| Literature DB >> 25967554 |
Servet Karagul1, Mehmet Ali Yagci2, Cengiz Ara3, Ali Tardu4, Ismail Ertugrul5, Serdar Kirmizi6, Fatih Sumer7.
Abstract
INTRODUCTION: Endoscopic esophageal stent placement is used to treat benign strictures, esophageal perforations, fistulas and for palliative therapy of esophageal cancer. Although stent placement is safe and effective method, complications are increasing the morbidity and mortality rate. We aimed to present a patient with small bowel perforation as a consequence of migrated esophageal stent. PRESENTATION OF CASE: A 77-years-old woman was admitted with complaints of abdominal pain, abdominal distension, and vomiting for two days. Her past medical history included a pancreaticoduodenectomy for pancreatic tumor 11 years ago, a partial esophagectomy for distal esophageal cancer 6 months ago and an esophageal stent placement for esophageal anastomotic stricture 2 months ago. On abdominal examination, there was generalized tenderness with rebound. Computed tomography showed the stent had migrated. Laparotomy revealed a perforation localized in the ileum due to the migrated esophageal stent. About 5cm perforated part of gut resected and anastomosis was done. The patient was exitus fifty-five days after operation due to sepsis. DISCUSSION: Small bowel perforation is a rare but serious complication of esophageal stent migration. Resection of the esophagogastric junction facilitates the migration of the stent. The lumen of stent is often allow to the passage in the gut, so it is troublesome to find out the dislocation in an early period to avoid undesired results. In our case, resection of the esophagogastric junction was facilitated the migration of the stent and late onset of the symptoms delayed the diagnosis.Entities:
Keywords: Endoscopic intervention; Esophagectomy; Esophagus cancer; Migration; Stent
Year: 2015 PMID: 25967554 PMCID: PMC4446686 DOI: 10.1016/j.ijscr.2015.04.030
Source DB: PubMed Journal: Int J Surg Case Rep ISSN: 2210-2612
Reported cases of small bowel perforation due to a migrated esophageal stent.
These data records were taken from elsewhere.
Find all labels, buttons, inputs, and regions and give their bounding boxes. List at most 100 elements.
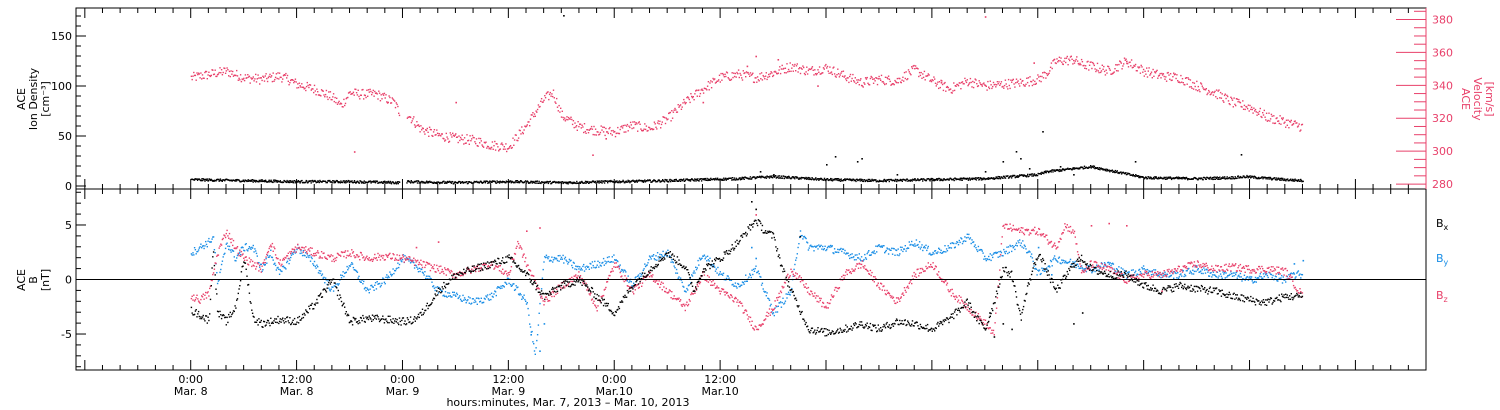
- velocity-point: [624, 124, 626, 126]
- velocity-point: [1271, 115, 1273, 117]
- velocity-point: [304, 87, 306, 89]
- by-point: [1200, 270, 1202, 272]
- bz-point: [394, 259, 396, 261]
- by-point: [345, 271, 347, 273]
- density-point: [878, 179, 881, 182]
- velocity-point: [237, 79, 239, 81]
- velocity-point: [755, 55, 757, 58]
- velocity-point: [996, 81, 999, 83]
- by-point: [360, 281, 362, 283]
- density-point: [642, 180, 644, 182]
- velocity-point: [698, 95, 701, 97]
- by-point: [472, 298, 474, 300]
- bz-point: [482, 263, 485, 266]
- velocity-point: [1109, 69, 1111, 71]
- density-point: [270, 179, 272, 181]
- density-point: [340, 180, 342, 182]
- density-point: [305, 181, 307, 183]
- by-point: [471, 302, 473, 304]
- by-point: [428, 275, 431, 278]
- density-point: [243, 180, 246, 183]
- density-point: [1025, 176, 1028, 178]
- by-point: [1001, 255, 1003, 257]
- by-point: [922, 246, 925, 249]
- velocity-point: [844, 75, 846, 77]
- velocity-point: [691, 95, 693, 98]
- by-point: [496, 287, 498, 289]
- bz-point: [445, 274, 447, 276]
- by-point: [858, 253, 860, 255]
- velocity-point: [1202, 87, 1204, 89]
- by-point: [392, 268, 394, 270]
- density-point: [1246, 175, 1249, 178]
- velocity-point: [642, 129, 644, 132]
- by-point: [1137, 273, 1139, 276]
- velocity-point: [484, 142, 486, 144]
- density-point: [1159, 177, 1161, 179]
- velocity-point: [363, 94, 366, 96]
- density-point: [901, 179, 903, 181]
- by-point: [804, 237, 806, 239]
- by-point: [620, 270, 622, 272]
- density-point: [830, 177, 832, 180]
- density-point: [960, 177, 963, 179]
- density-point: [968, 178, 970, 180]
- by-point: [1007, 252, 1009, 255]
- velocity-point: [498, 150, 500, 152]
- velocity-point: [606, 131, 608, 133]
- bz-point: [406, 258, 409, 261]
- by-point: [1226, 276, 1228, 278]
- velocity-point: [930, 79, 932, 81]
- density-point: [562, 182, 564, 185]
- by-point: [811, 245, 814, 248]
- density-point: [607, 182, 609, 184]
- density-point: [836, 178, 839, 180]
- density-point: [907, 180, 909, 182]
- by-point: [902, 250, 904, 253]
- velocity-point: [998, 81, 1000, 83]
- by-point: [1134, 270, 1137, 272]
- velocity-point: [194, 74, 197, 77]
- velocity-point: [696, 95, 698, 97]
- density-point: [861, 158, 863, 160]
- by-point: [751, 246, 753, 249]
- density-point: [1297, 179, 1299, 182]
- by-point: [1142, 268, 1144, 270]
- by-point: [1173, 277, 1175, 279]
- velocity-point: [840, 72, 842, 74]
- density-point: [967, 179, 970, 181]
- by-point: [980, 249, 983, 251]
- by-point: [698, 264, 700, 266]
- velocity-point: [610, 130, 613, 132]
- by-point: [966, 233, 968, 235]
- velocity-point: [305, 85, 308, 88]
- density-point: [1176, 177, 1178, 179]
- by-point: [764, 291, 767, 293]
- by-point: [752, 268, 755, 270]
- bz-point: [433, 264, 436, 266]
- by-point: [561, 258, 563, 260]
- by-point: [606, 256, 609, 259]
- velocity-point: [386, 101, 388, 103]
- by-point: [1268, 271, 1270, 274]
- bz-point: [332, 255, 334, 257]
- density-point: [1035, 174, 1037, 177]
- by-point: [1138, 269, 1140, 271]
- velocity-point: [1050, 62, 1053, 64]
- bz-point: [221, 238, 224, 241]
- density-point: [349, 180, 351, 182]
- bz-point: [425, 264, 427, 266]
- by-point: [1250, 276, 1253, 278]
- density-point: [856, 161, 859, 163]
- velocity-point: [930, 80, 933, 83]
- by-point: [913, 245, 915, 247]
- velocity-point: [1119, 60, 1121, 62]
- velocity-point: [275, 73, 278, 75]
- density-point: [1243, 175, 1245, 177]
- by-point: [498, 286, 500, 289]
- by-point: [1227, 274, 1230, 277]
- velocity-point: [666, 119, 668, 121]
- by-point: [767, 297, 769, 299]
- by-point: [210, 241, 212, 243]
- by-point: [975, 247, 977, 249]
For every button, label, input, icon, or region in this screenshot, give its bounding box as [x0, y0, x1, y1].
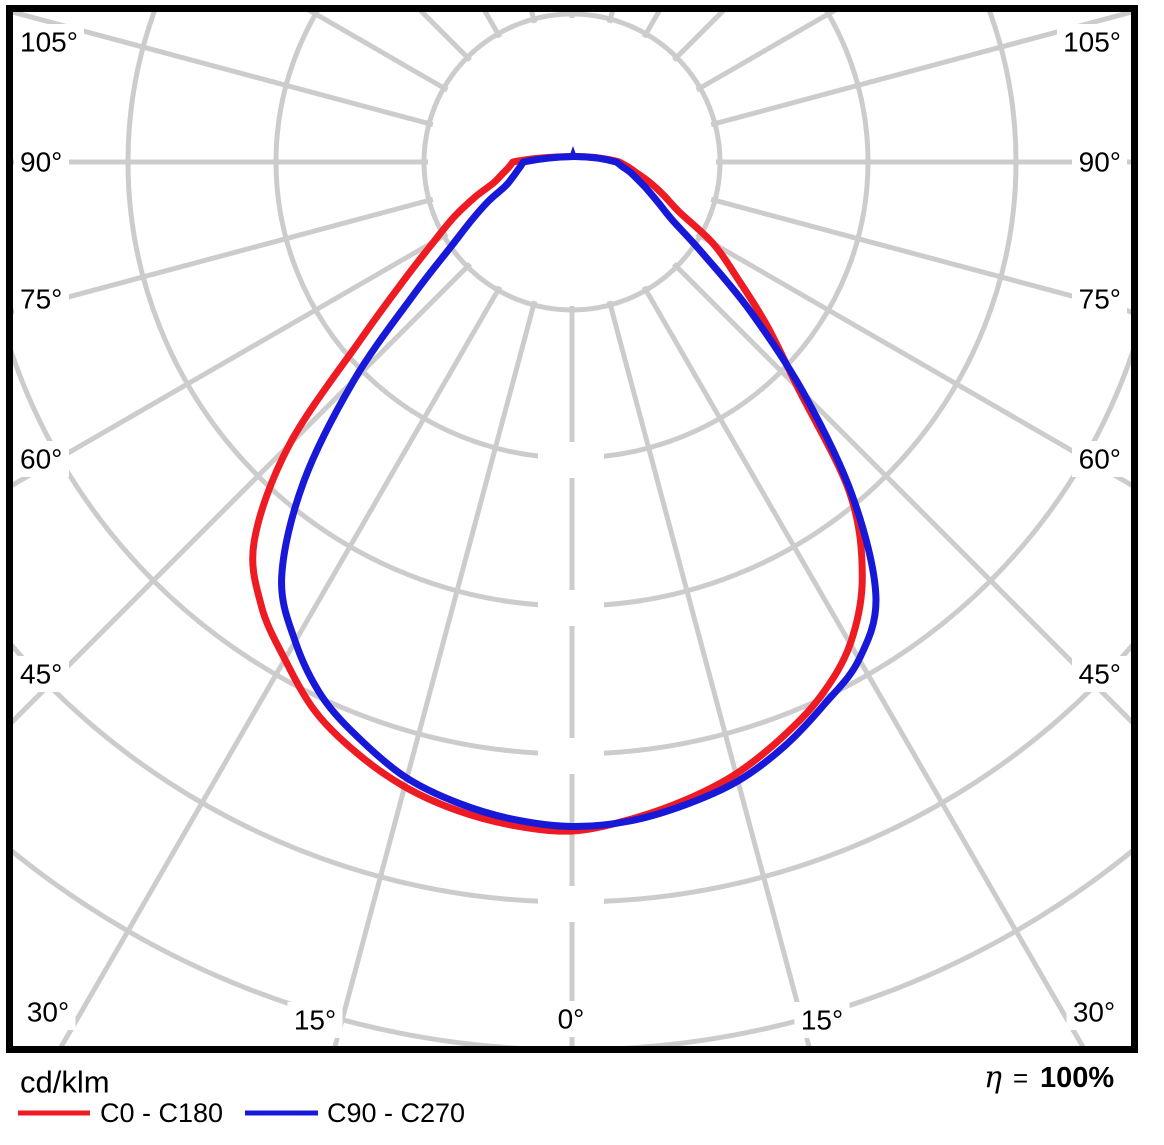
curve-c0-c180 [249, 153, 866, 835]
angle-label-bg [14, 281, 69, 317]
eta-symbol: η [984, 1061, 1002, 1096]
axis-gap-mask [538, 886, 604, 922]
angle-label-bg [20, 994, 76, 1030]
angle-label: 45° [20, 659, 62, 690]
angle-label-bg [1072, 441, 1127, 477]
angle-label: 15° [294, 1005, 336, 1036]
angle-label-bg [551, 1001, 591, 1037]
angle-label-bg [1072, 281, 1127, 317]
efficiency-value: 100% [1040, 1062, 1114, 1094]
footer: cd/klm C0 - C180 C90 - C270 η = 100% [18, 1061, 1114, 1128]
grid-ray [332, 300, 538, 1046]
angle-label: 15° [801, 1005, 843, 1036]
grid-circle [13, 349, 1131, 757]
apex-spike [568, 146, 578, 160]
grid-ray [13, 262, 472, 725]
legend-label-c0-c180: C0 - C180 [100, 1098, 223, 1128]
legend: C0 - C180 C90 - C270 [18, 1098, 465, 1128]
legend-label-c90-c270: C90 - C270 [327, 1098, 465, 1128]
angle-label-bg [1066, 994, 1122, 1030]
grid-ray [710, 196, 1131, 315]
equals-sign: = [1013, 1063, 1028, 1093]
angle-label: 0° [558, 1004, 585, 1035]
chart-border [6, 5, 1138, 1053]
angle-label-bg [1057, 24, 1127, 60]
angle-label-bg [1072, 144, 1127, 180]
angle-labels: 105° 90° 75° 60° 45° 105° 90° 75° 60° 45° 30° 15° 0°… [14, 24, 1127, 1038]
angle-label-bg [14, 656, 69, 692]
grid-ray [695, 231, 1131, 488]
intensity-curves [249, 146, 880, 835]
angle-label: 60° [20, 444, 62, 475]
grid-ray [606, 300, 812, 1046]
angle-label: 90° [1079, 147, 1121, 178]
angle-label-bg [14, 441, 69, 477]
grid-ray [641, 285, 1086, 1046]
angle-label-bg [14, 24, 84, 60]
angle-label: 30° [1073, 997, 1115, 1028]
grid-ray [13, 196, 434, 315]
angle-label: 60° [1079, 444, 1121, 475]
angle-label: 75° [1079, 284, 1121, 315]
axis-gap-mask [538, 590, 604, 626]
units-label: cd/klm [20, 1065, 110, 1100]
grid-ray [13, 12, 434, 128]
angle-label: 45° [1079, 659, 1121, 690]
angle-label: 75° [20, 284, 62, 315]
grid-ray [710, 12, 1131, 128]
efficiency-label: η = 100% [984, 1061, 1114, 1096]
axis-gap-masks [538, 442, 604, 922]
axis-gap-mask [538, 442, 604, 478]
curve-c90-c270 [278, 153, 880, 831]
angle-label-bg [1072, 656, 1127, 692]
grid-ray [58, 285, 503, 1046]
angle-label: 105° [1063, 27, 1121, 58]
angle-label-bg [287, 1002, 343, 1038]
axis-gap-mask [538, 738, 604, 774]
angle-label-bg [14, 144, 69, 180]
angle-label-bg [794, 1002, 850, 1038]
grid-ray [13, 231, 449, 488]
angle-label: 90° [20, 147, 62, 178]
angle-label: 105° [20, 27, 78, 58]
angle-label: 30° [27, 997, 69, 1028]
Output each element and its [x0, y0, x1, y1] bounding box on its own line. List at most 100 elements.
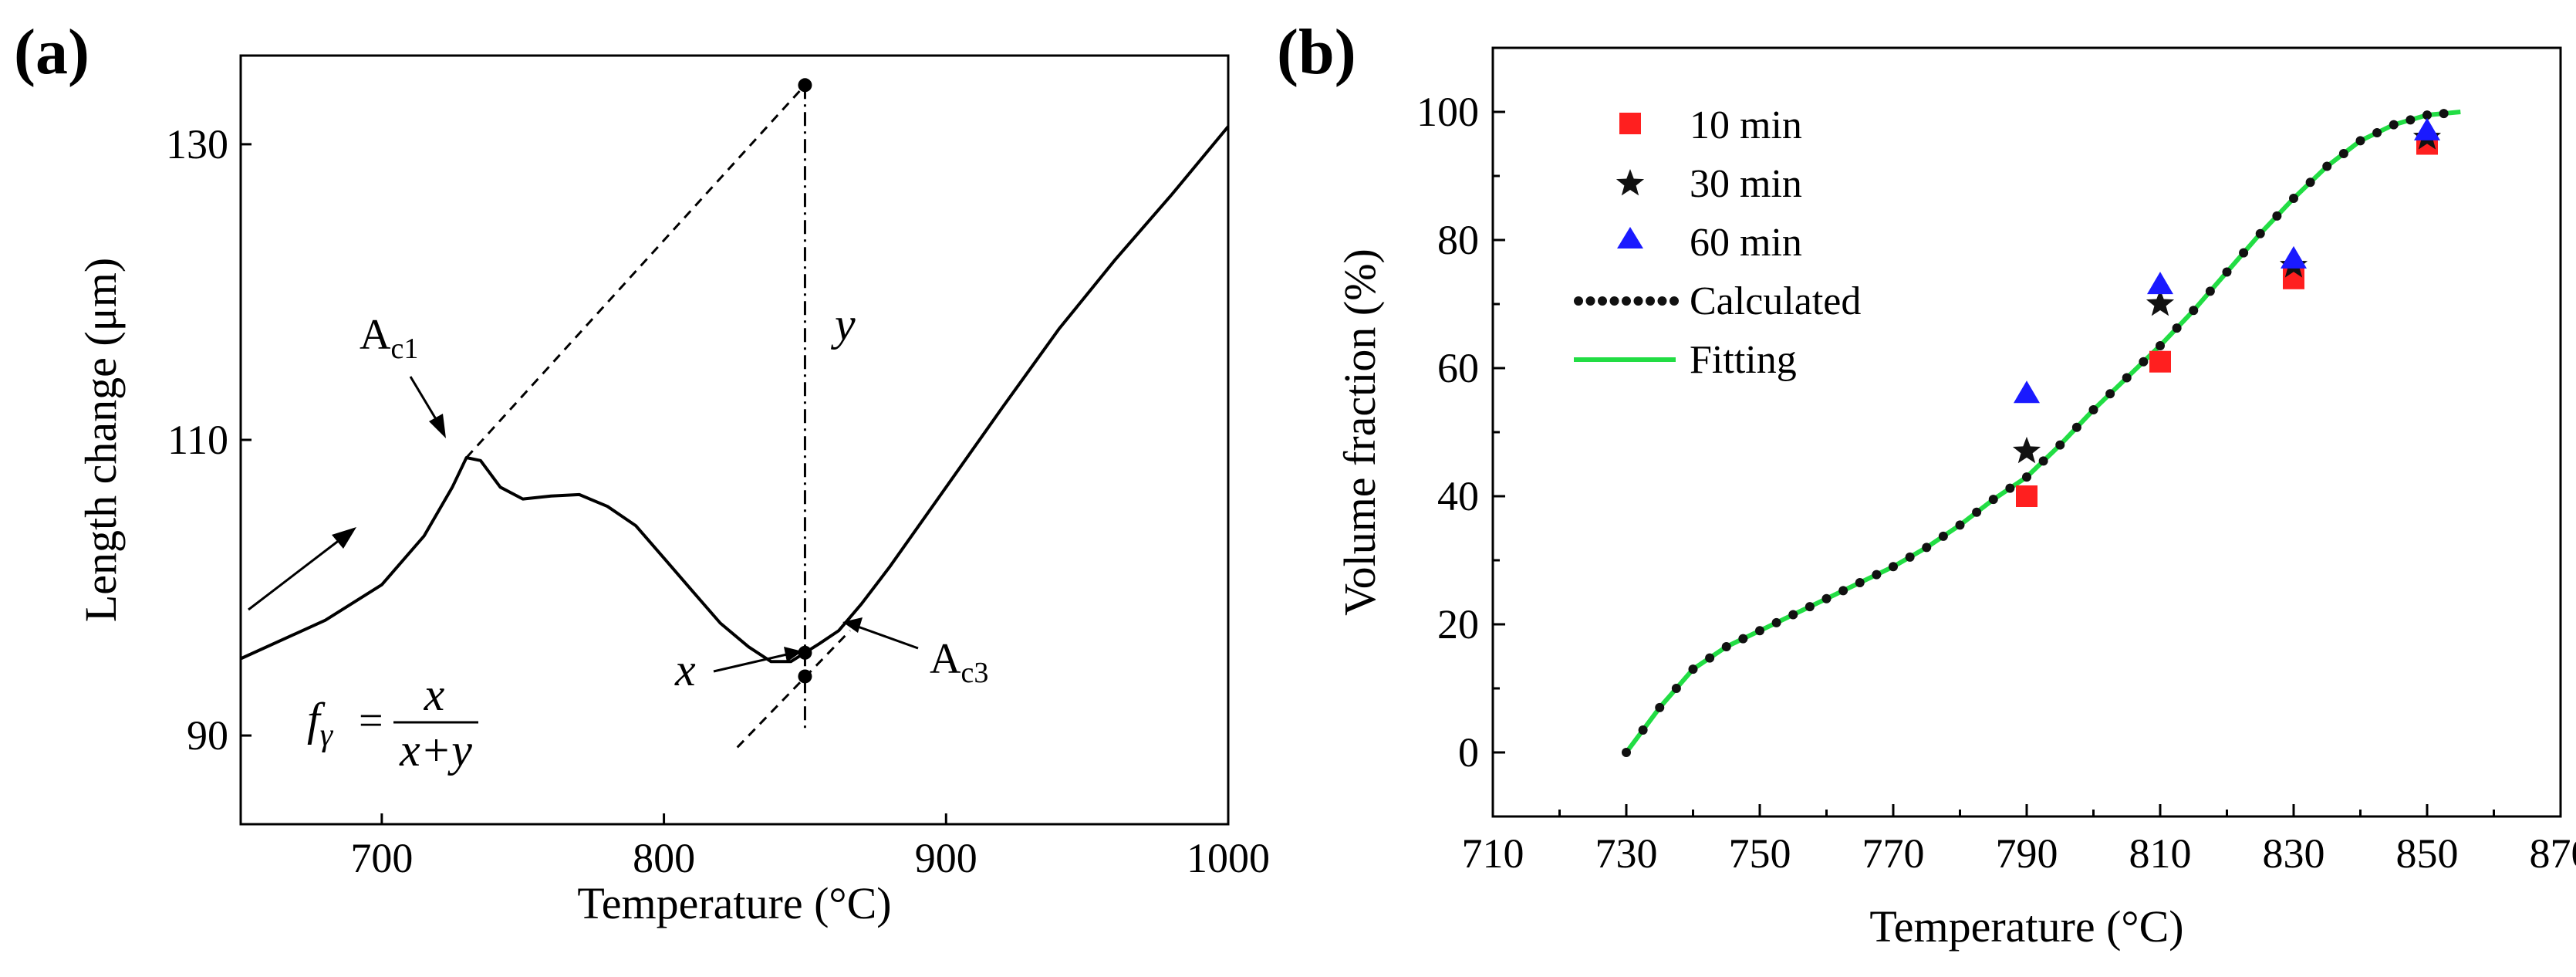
calculated-point: [1805, 602, 1815, 612]
calculated-point: [2189, 306, 2199, 316]
panel-b-y-tick-label: 100: [1416, 89, 1479, 135]
marker-30min: [2146, 289, 2175, 316]
heating-direction-arrow: [248, 527, 356, 611]
panel-a-plot-frame: [239, 54, 1230, 826]
panel-b-label: (b): [1277, 16, 1356, 88]
panel-b-x-tick-label: 790: [1996, 830, 2058, 877]
panel-b-x-tick-label: 710: [1462, 830, 1524, 877]
marker-10min: [2016, 485, 2038, 507]
svg-text:Ac1: Ac1: [360, 311, 418, 365]
formula-equals: =: [359, 697, 383, 745]
calculated-point: [2338, 148, 2348, 158]
marked-point: [798, 669, 812, 684]
panel-a: (a) 700 800 900 1000 90 110 130 Temperature (°…: [14, 16, 1270, 928]
calculated-point: [1955, 520, 1965, 530]
calculated-point: [1671, 684, 1681, 693]
legend-dot: [1633, 296, 1643, 306]
calculated-point: [2156, 340, 2165, 350]
y-segment-label: y: [830, 299, 856, 350]
calculated-point: [2305, 177, 2315, 188]
legend-label-60min: 60 min: [1690, 221, 1802, 265]
formula-denominator: x+y: [399, 725, 472, 776]
calculated-point: [2105, 389, 2115, 399]
panel-b-y-tick-label: 80: [1437, 217, 1479, 263]
extrapolation-dashed-line: [736, 630, 851, 749]
ac3-subscript: c3: [961, 657, 988, 689]
panel-a-x-tick-label: 1000: [1187, 835, 1270, 881]
calculated-point: [2055, 440, 2065, 450]
marker-60min: [2014, 380, 2040, 404]
calculated-point: [2289, 194, 2298, 204]
legend-marker-30min: [1615, 169, 1645, 196]
panel-b-plot-frame: [1491, 46, 2562, 818]
panel-b-x-tick-label: 850: [2396, 830, 2459, 877]
calculated-point: [1755, 626, 1764, 636]
marker-60min: [2414, 117, 2440, 140]
calculated-point: [1622, 748, 1631, 757]
calculated-point: [2139, 357, 2149, 367]
panel-b: (b) 710 730 750 770 790 810 830 850 870 0 20 40 60 80…: [1277, 16, 2576, 952]
extrapolation-dashed-line: [465, 84, 806, 459]
calculated-point: [1889, 562, 1898, 572]
panel-b-legend: 10 min 30 min 60 min Calculated Fitting: [1574, 103, 1861, 382]
panel-b-x-tick-label: 830: [2263, 830, 2325, 877]
calculated-point: [1738, 634, 1748, 644]
calculated-point: [2038, 456, 2048, 466]
calculated-point: [2355, 136, 2365, 146]
marked-point: [798, 645, 812, 660]
legend-marker-60min: [1617, 227, 1643, 248]
panel-b-y-axis-title: Volume fraction (%): [1335, 248, 1385, 616]
calculated-point: [2205, 286, 2215, 296]
panel-a-y-tick-label: 130: [166, 121, 228, 167]
calculated-point: [1638, 725, 1648, 735]
calculated-point: [2406, 115, 2416, 125]
calculated-point: [2389, 120, 2399, 130]
marker-60min: [2281, 245, 2307, 269]
x-segment-annotation: x: [674, 644, 802, 695]
fitting-curve-line: [1624, 110, 2461, 754]
legend-dot: [1609, 296, 1619, 306]
panel-b-x-axis-title: Temperature (°C): [1869, 901, 2183, 952]
legend-dot: [1574, 296, 1583, 306]
legend-dot: [1670, 296, 1679, 306]
panel-b-series: [1622, 109, 2461, 757]
panel-a-x-tick-label: 800: [633, 835, 695, 881]
panel-a-x-tick-label: 700: [350, 835, 413, 881]
calculated-point: [1922, 543, 1932, 553]
calculated-point: [1821, 593, 1832, 603]
panel-a-y-tick-label: 90: [187, 712, 228, 759]
panel-a-ticks: 700 800 900 1000 90 110 130: [166, 121, 1270, 881]
volume-fraction-formula: fγ = x x+y: [307, 669, 478, 776]
panel-b-y-tick-label: 0: [1458, 729, 1479, 776]
legend-marker-calculated: [1574, 296, 1679, 306]
calculated-point: [1838, 586, 1848, 596]
svg-text:fγ: fγ: [307, 694, 334, 753]
ac1-annotation: Ac1: [360, 311, 446, 438]
calculated-point: [1972, 507, 1982, 517]
panel-a-series: [240, 78, 1230, 749]
marker-60min: [2147, 272, 2173, 295]
calculated-point: [2122, 373, 2132, 383]
panel-a-x-tick-label: 900: [915, 835, 977, 881]
calculated-point: [1988, 495, 1998, 505]
calculated-point: [1688, 664, 1698, 674]
panel-a-y-axis-title: Length change (μm): [76, 258, 126, 622]
panel-b-x-tick-label: 810: [2129, 830, 2192, 877]
legend-label-10min: 10 min: [1690, 103, 1802, 147]
marked-point: [798, 78, 812, 93]
ac1-subscript: c1: [390, 333, 418, 365]
calculated-point: [1938, 531, 1948, 541]
x-label: x: [674, 644, 696, 695]
ac3-annotation: Ac3: [842, 617, 988, 689]
calculated-point: [2255, 228, 2265, 238]
calculated-point: [2272, 211, 2282, 221]
calculated-point: [1771, 617, 1781, 627]
marker-30min: [2012, 436, 2041, 464]
legend-dot: [1657, 296, 1667, 306]
legend-label-30min: 30 min: [1690, 162, 1802, 206]
calculated-point: [1721, 642, 1731, 652]
legend-label-fitting: Fitting: [1690, 338, 1797, 382]
panel-b-y-tick-label: 40: [1437, 473, 1479, 519]
calculated-point: [2022, 472, 2031, 482]
ac1-main-label: A: [360, 311, 391, 359]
| Reference | Age(year)/gender | Diagnosis | Pre-stent surgical procedures | Perforation time after stent placement | Perforation site due to the stent | Management |
|---|---|---|---|---|---|---|
| Current case | 77/Female | Distal esophageal adenocarcinoma | Esophagogastrectomy and esophagojejunostony | 2 Months | Ileum | Resection of the perforated small intestinal segment including the stent |
| Zhang et al. | 17/Male | Tracheoesophageal fistula | None | 3 Weeks | Two perforations, at the antimesenteric border of the jejunum proximal to the Treitz ligament | Perforations were closed. Stent was left in situ. At 6 days after the laparotomy, stent was expelled per rectum |
| Bay and Penninga | 80/Male | İnoperable distal esophageal adenocarcinoma | None | 3 Months | Jejunal perforation located 50 cm from Treitz's ligament | Resection of perforated small intestinal segment including the stent |
| Reddy et al. | 79/Female | Squamous cell carcinoma of the lower esophagus | None | 12 Months (6 month after insertion the stent had migrated to the stomach; six month after migration intestinal perforation was demonstrated.) | Terminal ileum | Right hemicolectomy |
| Kim et al. | 86/Male | Squamous cell carsinoma in the distal esophagus | None | 2 Months | Duodenal perforation | Percutaneous drainage, no surgical intervention |
| Henne et al. | 52/Female | Squamous cell carcinoma | Esophagectomy and colon interposition | 2 Weeks after insertion of second stent | Anastomotic perforation of the former side-to-side jejunostomy | Resection and reconstruction |
Fig. 1Computed tomography revealed the stent in the left inferior of the abdomen.
Fig. 2Perforated part of the ileum and migrated esophageal stent.